Time auditing techniques for personal and professional excellence
According to the globally acclaimed management thinker, Peter Drucker,
“Time is the scarcest resource and unless it is managed, nothing else
can be managed”.
Today, time management practices are widely applied by managers. But
only a few of them undertake “time auditing techniques” aimed at
improving time management practices, on a continuous basis.
Time auditing means a review of how you have utilised your time for
the day? whether you have utilised effectively or not? What proportion
of your time was spent on very useful and productive activities? What
proportion of your time was spent on unproductive activities?
The best time to undertake a time audit is delta time. Do you wonder
before you retire to bed where the day has gone?
Adopting a constant self questioning attitude on your time management
practices towards the end of the day will help you to discover
improvements in time management. Time auditing will help you to achieve
so much more once you question the demands made on your time.

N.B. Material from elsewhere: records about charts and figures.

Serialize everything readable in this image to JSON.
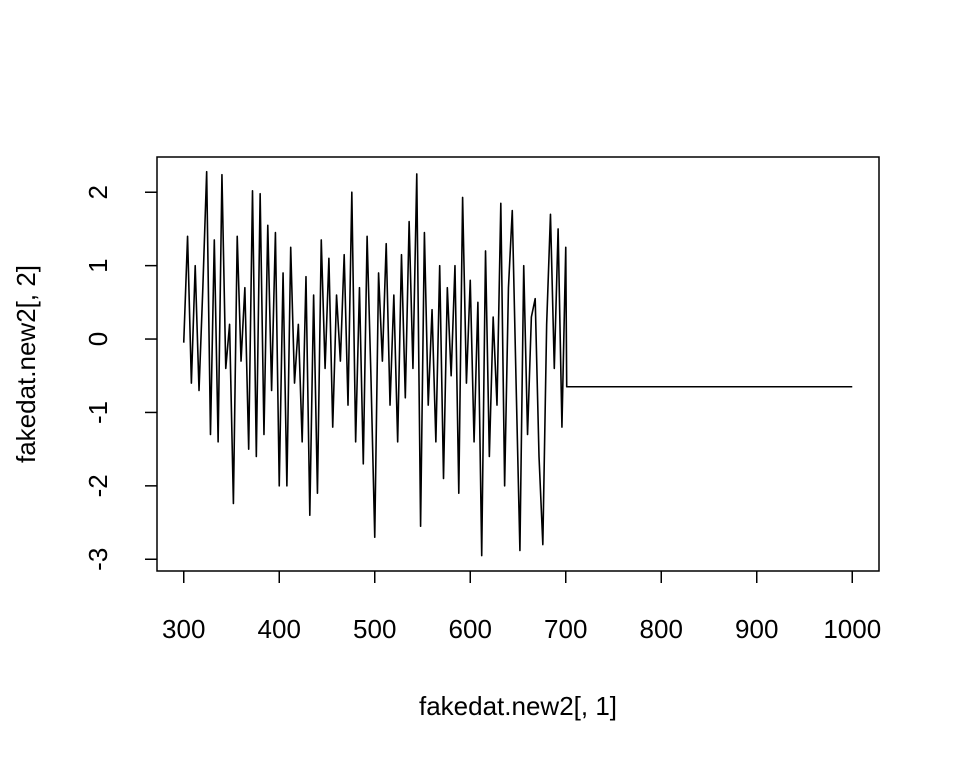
{
  "chart_data": {
    "type": "line",
    "xlabel": "fakedat.new2[, 1]",
    "ylabel": "fakedat.new2[, 2]",
    "xlim": [
      272,
      1028
    ],
    "ylim": [
      -3.16,
      2.48
    ],
    "xticks": [
      300,
      400,
      500,
      600,
      700,
      800,
      900,
      1000
    ],
    "yticks": [
      -3,
      -2,
      -1,
      0,
      1,
      2
    ],
    "color": "#000000",
    "x": [
      300,
      304,
      308,
      312,
      316,
      320,
      324,
      328,
      332,
      336,
      340,
      344,
      348,
      352,
      356,
      360,
      364,
      368,
      372,
      376,
      380,
      384,
      388,
      392,
      396,
      400,
      404,
      408,
      412,
      416,
      420,
      424,
      428,
      432,
      436,
      440,
      444,
      448,
      452,
      456,
      460,
      464,
      468,
      472,
      476,
      480,
      484,
      488,
      492,
      496,
      500,
      504,
      508,
      512,
      516,
      520,
      524,
      528,
      532,
      536,
      540,
      544,
      548,
      552,
      556,
      560,
      564,
      568,
      572,
      576,
      580,
      584,
      588,
      592,
      596,
      600,
      604,
      608,
      612,
      616,
      620,
      624,
      628,
      632,
      636,
      640,
      644,
      648,
      652,
      656,
      660,
      664,
      668,
      672,
      676,
      680,
      684,
      688,
      692,
      696,
      700,
      701,
      1000
    ],
    "values": [
      -0.05,
      1.4,
      -0.6,
      1.0,
      -0.7,
      0.7,
      2.28,
      -1.3,
      1.35,
      -1.4,
      2.24,
      -0.4,
      0.2,
      -2.24,
      1.4,
      -0.3,
      0.7,
      -1.5,
      2.02,
      -1.6,
      1.98,
      -1.3,
      1.55,
      -0.7,
      1.45,
      -2.0,
      0.9,
      -2.0,
      1.25,
      -0.6,
      0.2,
      -1.4,
      0.85,
      -2.4,
      0.6,
      -2.1,
      1.35,
      -0.4,
      1.1,
      -1.2,
      0.6,
      -0.3,
      1.15,
      -0.9,
      2.0,
      -1.4,
      0.7,
      -1.7,
      1.4,
      -0.5,
      -2.7,
      0.9,
      -0.3,
      1.3,
      -0.9,
      0.6,
      -1.4,
      1.15,
      -0.8,
      1.6,
      -0.4,
      2.25,
      -2.55,
      1.45,
      -0.9,
      0.4,
      -1.4,
      1.0,
      -1.9,
      0.7,
      -0.5,
      1.0,
      -2.1,
      1.93,
      -0.6,
      0.8,
      -1.4,
      0.5,
      -2.95,
      1.2,
      -1.6,
      0.3,
      -0.9,
      1.85,
      -2.0,
      0.7,
      1.75,
      -0.6,
      -2.88,
      1.0,
      -1.3,
      0.3,
      0.55,
      -1.6,
      -2.8,
      0.2,
      1.7,
      -0.4,
      1.5,
      -1.2,
      1.25,
      -0.65,
      -0.65
    ]
  }
}
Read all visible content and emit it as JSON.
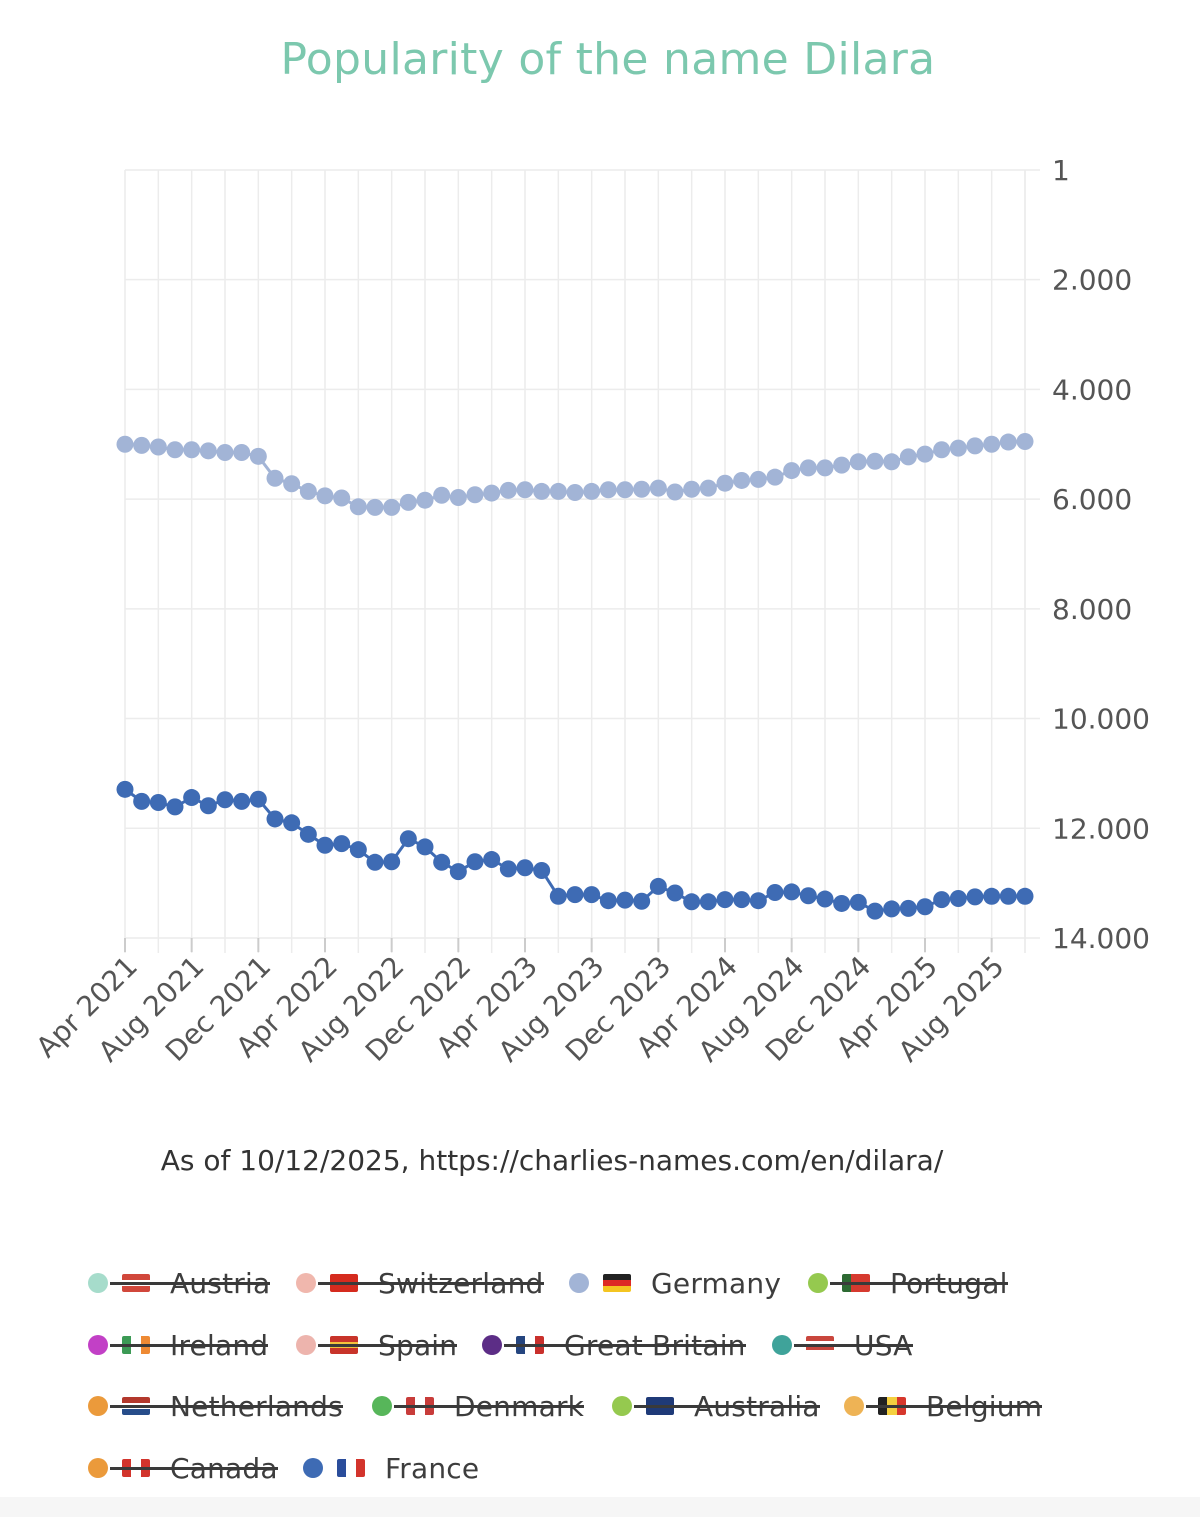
{
  "chart_data": {
    "type": "line",
    "title": "Popularity of the name Dilara",
    "source": "As of 10/12/2025, https://charlies-names.com/en/dilara/",
    "y_axis": {
      "position": "right",
      "inverted": true,
      "range": [
        1,
        14000
      ],
      "ticks": [
        1,
        2000,
        4000,
        6000,
        8000,
        10000,
        12000,
        14000
      ],
      "tick_labels": [
        "1",
        "2.000",
        "4.000",
        "6.000",
        "8.000",
        "10.000",
        "12.000",
        "14.000"
      ]
    },
    "x_axis": {
      "tick_labels": [
        "Apr 2021",
        "Aug 2021",
        "Dec 2021",
        "Apr 2022",
        "Aug 2022",
        "Dec 2022",
        "Apr 2023",
        "Aug 2023",
        "Dec 2023",
        "Apr 2024",
        "Aug 2024",
        "Dec 2024",
        "Apr 2025",
        "Aug 2025"
      ],
      "first_month": "Apr 2021",
      "point_count": 55,
      "interval_months": 1
    },
    "grid": true,
    "series": [
      {
        "name": "Germany",
        "color": "#a2b4d6",
        "values": [
          5000,
          5020,
          5050,
          5100,
          5100,
          5120,
          5150,
          5150,
          5220,
          5620,
          5720,
          5860,
          5940,
          5980,
          6140,
          6150,
          6150,
          6060,
          6020,
          5930,
          5970,
          5920,
          5890,
          5840,
          5830,
          5860,
          5860,
          5880,
          5860,
          5830,
          5830,
          5820,
          5800,
          5870,
          5820,
          5800,
          5710,
          5660,
          5640,
          5600,
          5480,
          5430,
          5430,
          5380,
          5320,
          5310,
          5320,
          5230,
          5180,
          5100,
          5070,
          5030,
          5000,
          4960,
          4950
        ]
      },
      {
        "name": "France",
        "color": "#3e6bb4",
        "values": [
          11290,
          11510,
          11530,
          11610,
          11440,
          11590,
          11480,
          11510,
          11470,
          11830,
          11900,
          12110,
          12310,
          12280,
          12390,
          12620,
          12610,
          12190,
          12340,
          12620,
          12790,
          12610,
          12570,
          12740,
          12720,
          12770,
          13240,
          13210,
          13210,
          13320,
          13310,
          13330,
          13060,
          13180,
          13340,
          13340,
          13300,
          13300,
          13320,
          13170,
          13160,
          13230,
          13290,
          13370,
          13350,
          13510,
          13470,
          13460,
          13430,
          13300,
          13280,
          13250,
          13240,
          13240,
          13240
        ]
      }
    ]
  },
  "legend": [
    {
      "name": "Austria",
      "color": "#a6dccb",
      "active": false,
      "flag": "austria-flag-icon",
      "flag_colors": [
        "#d1473b",
        "#ffffff",
        "#d1473b"
      ],
      "flag_dir": "h"
    },
    {
      "name": "Switzerland",
      "color": "#f0b7ad",
      "active": false,
      "flag": "switzerland-flag-icon",
      "flag_colors": [
        "#d52b1e"
      ],
      "flag_dir": "v"
    },
    {
      "name": "Germany",
      "color": "#a2b4d6",
      "active": true,
      "flag": "germany-flag-icon",
      "flag_colors": [
        "#222222",
        "#dd2a25",
        "#f4c521"
      ],
      "flag_dir": "h"
    },
    {
      "name": "Portugal",
      "color": "#95c94f",
      "active": false,
      "flag": "portugal-flag-icon",
      "flag_colors": [
        "#2d6a33",
        "#d63a2f",
        "#d63a2f"
      ],
      "flag_dir": "v"
    },
    {
      "name": "Ireland",
      "color": "#c240c6",
      "active": false,
      "flag": "ireland-flag-icon",
      "flag_colors": [
        "#3c9a55",
        "#ffffff",
        "#ee8a34"
      ],
      "flag_dir": "v"
    },
    {
      "name": "Spain",
      "color": "#edb4ad",
      "active": false,
      "flag": "spain-flag-icon",
      "flag_colors": [
        "#c8342a",
        "#f2c23d",
        "#c8342a"
      ],
      "flag_dir": "h"
    },
    {
      "name": "Great Britain",
      "color": "#5c2d86",
      "active": false,
      "flag": "great-britain-flag-icon",
      "flag_colors": [
        "#25457f",
        "#ffffff",
        "#c9302c"
      ],
      "flag_dir": "v"
    },
    {
      "name": "USA",
      "color": "#3fa39a",
      "active": false,
      "flag": "usa-flag-icon",
      "flag_colors": [
        "#c9463d",
        "#ffffff",
        "#c9463d",
        "#ffffff"
      ],
      "flag_dir": "h"
    },
    {
      "name": "Netherlands",
      "color": "#eb9a3b",
      "active": false,
      "flag": "netherlands-flag-icon",
      "flag_colors": [
        "#b3382c",
        "#ffffff",
        "#274d8a"
      ],
      "flag_dir": "h"
    },
    {
      "name": "Denmark",
      "color": "#57b65a",
      "active": false,
      "flag": "denmark-flag-icon",
      "flag_colors": [
        "#c83c3a",
        "#ffffff",
        "#c83c3a"
      ],
      "flag_dir": "v"
    },
    {
      "name": "Australia",
      "color": "#95c94f",
      "active": false,
      "flag": "australia-flag-icon",
      "flag_colors": [
        "#1f3a78"
      ],
      "flag_dir": "v"
    },
    {
      "name": "Belgium",
      "color": "#eeb355",
      "active": false,
      "flag": "belgium-flag-icon",
      "flag_colors": [
        "#222222",
        "#f4d03f",
        "#d6372c"
      ],
      "flag_dir": "v"
    },
    {
      "name": "Canada",
      "color": "#eb9a3b",
      "active": false,
      "flag": "canada-flag-icon",
      "flag_colors": [
        "#d2342c",
        "#ffffff",
        "#d2342c"
      ],
      "flag_dir": "v"
    },
    {
      "name": "France",
      "color": "#3e6bb4",
      "active": true,
      "flag": "france-flag-icon",
      "flag_colors": [
        "#2a4d9b",
        "#ffffff",
        "#d3342c"
      ],
      "flag_dir": "v"
    }
  ]
}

Time audit offers you two valuable insights as how to manage your
time more effectively in the future. First it helps you to identify your
plus points as well as minus points in managing your time. Secondly, it
also helps you to organise your time more effectively in the future for
your own advantage.
You can undertake a time auditing activity analysis by reviewing the
1. What proportion of the activities could have been avoided?
2. What proportion of time was spent on “minor episodes”?
3. What proportion of the time was logged as interruptions?
4. How many activities lasted longer than anticipated?
5. What proportion of the activities could have been carried out
without your active involvement?
Administration time covers time spent on clerical and routine work,
form filling, data manipulation, completion of expense returns, counter
signature of documents etc. Many of these activities could and should be
done by others.
Executive time is the time allocated for planning, exploring,
creative, thinking and deciding. The proportion of the time spent here
will account for the extent to which you add value. If you spend only a
few hours on this vital area of executive time, you have to allocate
more time for this important function.
Having performed such a time auditing exercise, you can now prepare a
time management plan for the next day. Therefore, a systematic appraisal
of your time management practices must be reviewed daily.
Have I completed all what I have planned? what went wrong? where did
I fail? How did I fail? why did I fail? Have I successfully solved the
problems of the day? Have I successfully taken the decisions for the
day? what should be my priority for tomorrow?
A systematic time audit on the above lines, on a daily basis, will
activate your mind and the brain and when you wake-up on the following
day, fresh ideas, new thoughts, new insights and new approaches will
flash in your mind to act in a dynamic fashion and make the next day and
the future days productive and profitable days.